Graphic Jetta, a beautiful Japanese woman from an old and powerful family, has been having violent, bloody nightmares. The dreams begin with her father standing over her in the night. At least the figure looks like her father. His elongated shadow stretches up the wall, wrapping her ridiculously curvy body in profound darkness. Then wordlessly and without warning, he grabs her by the throat and plunges his hand deep into her chest to crush the heart he helped to set in motion. That's when Jetta wakes up in a cold sweat, panting with fear. Fortunately for her, she isn't real.

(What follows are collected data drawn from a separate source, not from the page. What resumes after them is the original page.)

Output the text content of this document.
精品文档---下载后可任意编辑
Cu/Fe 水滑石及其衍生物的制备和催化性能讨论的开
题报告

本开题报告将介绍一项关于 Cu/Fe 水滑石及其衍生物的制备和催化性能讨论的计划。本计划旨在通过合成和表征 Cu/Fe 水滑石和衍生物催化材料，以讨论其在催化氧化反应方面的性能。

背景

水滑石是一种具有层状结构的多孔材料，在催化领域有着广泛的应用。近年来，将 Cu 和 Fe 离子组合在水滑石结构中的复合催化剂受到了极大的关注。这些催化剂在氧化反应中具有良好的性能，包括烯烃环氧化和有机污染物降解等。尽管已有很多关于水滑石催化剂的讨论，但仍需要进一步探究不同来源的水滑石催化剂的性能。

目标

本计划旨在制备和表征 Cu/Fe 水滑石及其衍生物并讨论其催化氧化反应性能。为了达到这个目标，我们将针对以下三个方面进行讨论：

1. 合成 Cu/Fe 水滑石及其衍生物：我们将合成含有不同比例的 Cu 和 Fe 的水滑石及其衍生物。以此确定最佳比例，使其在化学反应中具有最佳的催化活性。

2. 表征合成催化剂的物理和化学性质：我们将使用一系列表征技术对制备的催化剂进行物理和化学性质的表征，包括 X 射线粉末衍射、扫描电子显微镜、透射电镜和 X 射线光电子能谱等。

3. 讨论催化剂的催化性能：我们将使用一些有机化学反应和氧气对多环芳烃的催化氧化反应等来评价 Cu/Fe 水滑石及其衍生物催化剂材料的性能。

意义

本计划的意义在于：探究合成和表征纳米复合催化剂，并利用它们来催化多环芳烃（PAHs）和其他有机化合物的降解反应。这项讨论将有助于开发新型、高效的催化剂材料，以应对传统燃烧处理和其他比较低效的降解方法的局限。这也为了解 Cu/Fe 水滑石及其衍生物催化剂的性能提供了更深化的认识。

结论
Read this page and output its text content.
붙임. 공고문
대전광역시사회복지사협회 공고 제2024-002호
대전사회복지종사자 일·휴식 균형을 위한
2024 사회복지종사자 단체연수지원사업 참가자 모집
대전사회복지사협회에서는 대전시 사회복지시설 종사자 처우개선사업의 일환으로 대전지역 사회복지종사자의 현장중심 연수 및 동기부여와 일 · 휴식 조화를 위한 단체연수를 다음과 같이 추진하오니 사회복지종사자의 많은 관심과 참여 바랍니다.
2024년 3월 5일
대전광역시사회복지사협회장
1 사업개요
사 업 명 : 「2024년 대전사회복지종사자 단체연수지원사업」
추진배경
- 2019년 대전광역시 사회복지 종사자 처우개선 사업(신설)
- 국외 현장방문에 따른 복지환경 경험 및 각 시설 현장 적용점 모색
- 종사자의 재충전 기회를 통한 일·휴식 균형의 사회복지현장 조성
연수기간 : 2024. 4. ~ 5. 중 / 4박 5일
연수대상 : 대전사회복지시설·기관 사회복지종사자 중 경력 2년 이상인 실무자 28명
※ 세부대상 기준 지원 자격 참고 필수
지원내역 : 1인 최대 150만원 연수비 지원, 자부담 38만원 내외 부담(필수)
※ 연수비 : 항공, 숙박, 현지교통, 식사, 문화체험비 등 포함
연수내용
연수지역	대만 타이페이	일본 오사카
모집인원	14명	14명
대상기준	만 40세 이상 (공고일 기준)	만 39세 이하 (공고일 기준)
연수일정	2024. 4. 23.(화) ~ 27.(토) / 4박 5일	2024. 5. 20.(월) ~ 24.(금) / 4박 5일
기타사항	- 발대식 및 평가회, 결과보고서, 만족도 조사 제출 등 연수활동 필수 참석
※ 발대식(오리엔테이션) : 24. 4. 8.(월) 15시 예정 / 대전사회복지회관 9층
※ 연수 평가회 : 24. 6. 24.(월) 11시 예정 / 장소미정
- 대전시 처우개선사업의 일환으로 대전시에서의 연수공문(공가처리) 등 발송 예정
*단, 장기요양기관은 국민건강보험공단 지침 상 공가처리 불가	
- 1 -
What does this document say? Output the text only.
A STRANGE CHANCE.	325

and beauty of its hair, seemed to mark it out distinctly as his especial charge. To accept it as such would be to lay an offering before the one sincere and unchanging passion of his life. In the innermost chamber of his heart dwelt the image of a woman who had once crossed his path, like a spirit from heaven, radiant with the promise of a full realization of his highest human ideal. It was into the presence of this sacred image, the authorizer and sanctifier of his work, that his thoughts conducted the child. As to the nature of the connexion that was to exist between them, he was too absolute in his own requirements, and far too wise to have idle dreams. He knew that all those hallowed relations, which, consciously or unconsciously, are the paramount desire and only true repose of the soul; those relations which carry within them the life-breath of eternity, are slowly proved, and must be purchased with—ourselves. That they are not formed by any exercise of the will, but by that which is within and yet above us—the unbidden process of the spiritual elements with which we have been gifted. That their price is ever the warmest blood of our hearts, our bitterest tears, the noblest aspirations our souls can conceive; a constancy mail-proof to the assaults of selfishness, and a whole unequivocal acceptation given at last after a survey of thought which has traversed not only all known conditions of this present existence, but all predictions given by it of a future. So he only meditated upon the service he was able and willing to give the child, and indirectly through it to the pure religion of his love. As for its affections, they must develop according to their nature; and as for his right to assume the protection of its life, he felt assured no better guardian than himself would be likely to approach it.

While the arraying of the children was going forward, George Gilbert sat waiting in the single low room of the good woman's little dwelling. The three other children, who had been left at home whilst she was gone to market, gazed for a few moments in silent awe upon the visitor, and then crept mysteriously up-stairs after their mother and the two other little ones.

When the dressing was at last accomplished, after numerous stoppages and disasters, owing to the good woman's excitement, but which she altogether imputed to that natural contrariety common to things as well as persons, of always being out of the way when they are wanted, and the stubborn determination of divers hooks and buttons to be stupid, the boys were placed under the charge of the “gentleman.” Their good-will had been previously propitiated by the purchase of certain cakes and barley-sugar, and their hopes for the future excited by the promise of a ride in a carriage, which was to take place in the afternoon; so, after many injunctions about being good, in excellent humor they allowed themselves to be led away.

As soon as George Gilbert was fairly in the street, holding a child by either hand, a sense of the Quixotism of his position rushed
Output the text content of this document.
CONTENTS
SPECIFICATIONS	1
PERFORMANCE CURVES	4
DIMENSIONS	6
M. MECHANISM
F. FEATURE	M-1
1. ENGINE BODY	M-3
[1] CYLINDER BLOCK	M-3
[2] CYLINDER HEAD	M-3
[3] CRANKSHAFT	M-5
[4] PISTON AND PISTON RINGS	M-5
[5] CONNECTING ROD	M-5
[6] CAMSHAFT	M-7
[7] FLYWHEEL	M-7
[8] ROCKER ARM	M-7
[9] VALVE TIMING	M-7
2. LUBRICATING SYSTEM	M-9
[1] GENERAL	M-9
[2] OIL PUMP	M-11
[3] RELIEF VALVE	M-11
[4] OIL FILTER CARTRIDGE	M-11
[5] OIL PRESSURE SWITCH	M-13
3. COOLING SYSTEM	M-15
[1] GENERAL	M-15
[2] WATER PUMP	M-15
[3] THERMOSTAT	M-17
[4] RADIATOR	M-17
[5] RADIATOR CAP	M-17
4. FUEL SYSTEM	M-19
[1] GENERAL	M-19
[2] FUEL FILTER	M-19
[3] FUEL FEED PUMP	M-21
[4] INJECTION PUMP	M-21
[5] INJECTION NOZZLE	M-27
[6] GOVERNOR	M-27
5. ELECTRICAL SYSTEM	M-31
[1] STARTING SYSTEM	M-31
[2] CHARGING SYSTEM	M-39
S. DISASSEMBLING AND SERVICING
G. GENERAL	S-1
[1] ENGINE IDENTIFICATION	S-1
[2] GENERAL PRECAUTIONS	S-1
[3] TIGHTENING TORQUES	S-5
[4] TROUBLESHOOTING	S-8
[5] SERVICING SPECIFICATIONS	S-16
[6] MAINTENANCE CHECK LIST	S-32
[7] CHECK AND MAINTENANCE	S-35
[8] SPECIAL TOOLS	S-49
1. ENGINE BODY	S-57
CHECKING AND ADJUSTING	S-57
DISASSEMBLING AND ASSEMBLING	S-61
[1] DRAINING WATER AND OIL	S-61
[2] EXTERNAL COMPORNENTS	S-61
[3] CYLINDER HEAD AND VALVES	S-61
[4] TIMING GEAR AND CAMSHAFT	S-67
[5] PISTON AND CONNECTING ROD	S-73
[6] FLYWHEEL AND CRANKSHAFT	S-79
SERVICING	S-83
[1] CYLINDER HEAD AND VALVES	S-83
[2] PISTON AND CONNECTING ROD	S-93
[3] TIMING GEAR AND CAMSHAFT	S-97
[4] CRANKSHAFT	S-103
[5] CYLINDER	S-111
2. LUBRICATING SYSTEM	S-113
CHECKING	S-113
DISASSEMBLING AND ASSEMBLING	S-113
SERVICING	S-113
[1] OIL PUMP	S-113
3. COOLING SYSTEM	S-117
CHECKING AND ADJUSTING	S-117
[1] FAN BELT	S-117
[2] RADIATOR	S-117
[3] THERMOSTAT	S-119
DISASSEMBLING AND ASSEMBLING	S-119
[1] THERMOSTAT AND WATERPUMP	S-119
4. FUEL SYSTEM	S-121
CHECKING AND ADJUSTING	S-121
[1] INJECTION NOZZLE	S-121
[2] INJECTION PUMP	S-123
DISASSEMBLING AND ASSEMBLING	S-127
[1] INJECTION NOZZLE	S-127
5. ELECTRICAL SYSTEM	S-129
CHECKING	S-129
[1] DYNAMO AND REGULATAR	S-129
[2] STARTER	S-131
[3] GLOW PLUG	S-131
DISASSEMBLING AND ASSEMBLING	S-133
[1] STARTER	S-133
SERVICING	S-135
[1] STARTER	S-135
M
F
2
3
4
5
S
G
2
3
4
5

"Jetta has been with me for a long time now," says Martheus Wade, a Memphis comic book artist and trained kick boxer who started drawing his signature character when he was only 13, and who has been self-publishing his martial arts-inspired graphic novel series Jetta: Tales of the Toshigawa since 2004. Jetta was recently optioned and is currently being adapted to the big screen by Lizard Brain Productions, a small but ambitious film company based in San Francisco.
"One of their producers found a copy of one of my comic books in a used bookstore," says Wade, sitting on the floor of his comfortable Uptown home, in a tiny office filled with action figures and comic memorabilia. "When I got the first email I thought it was some kind of scam," he adds dubiously, as though he has trouble believing his own story. But it wasn't a scam; Lizard Brain's producers were entirely serious about developing a superhero franchise around a female character. Contracts followed and shortly thereafter Wade was flying to California to hammer out the details.
"Jetta doesn't consider herself a hero," Wade says, explaining why his graphic novels about a warrior princess chosen to protect a clan that doesn't trust her from a wicked father who doesn't love her, is different than most superhero stories. "She's reluctant to do anything or help anybody. Obviously there are fight scenes — you can't have a comic book without fight scenes— but my stories are more emotionally driven than action packed. [Jetta] just wants to have a normal life. She wants to have a relationship. I ask myself, "What would she be doing if not a superhero? How does she feel from day to day? If she's out on the street all night and she doesn't eat right, how is this going to affect her?"
One unexpected result of placing more emphasis on Jetta's interior monologues is the number of female fans the series has attracted. "That still has me baffled," Wade says, admitting that his character's overdeveloped physique was supposed to make her attractive to comic fans who are traditionally male. Janet Wade, his wife and longtime writing partner, is not nearly so surprised.
"His women used to look like men with breasts," Janet cracks, teasing her husband a bit about just how far his fluid, cinematic drawing style has come.
Although Wade continues to take freelance work as a graphic designer, Jetta has found a loyal audience and has evolved into something very close to a full-time job.
"I'm really doing this," he says, crediting Crusade/Top-Cow Comics' writer and illustrator Billy Tucci for encouraging him to take stock in himself and publish independently.
Wade met the like-minded Tucci at Dragon Con, an Atlanta-based fantasy/sci-fi and comic book convention where the maverick artist was receiving a very public acupuncture treatment. But even the long scary-looking needles couldn't keep the ambitious young artist from showing his work to an acknowledged hero.
"You've got a really cool character," Tucci told Wade, encouraging him to self publish instead of waiting for one of the bigger comic book companies to take notice. Three graphic novels and a film deal later, Wade is glad he listened.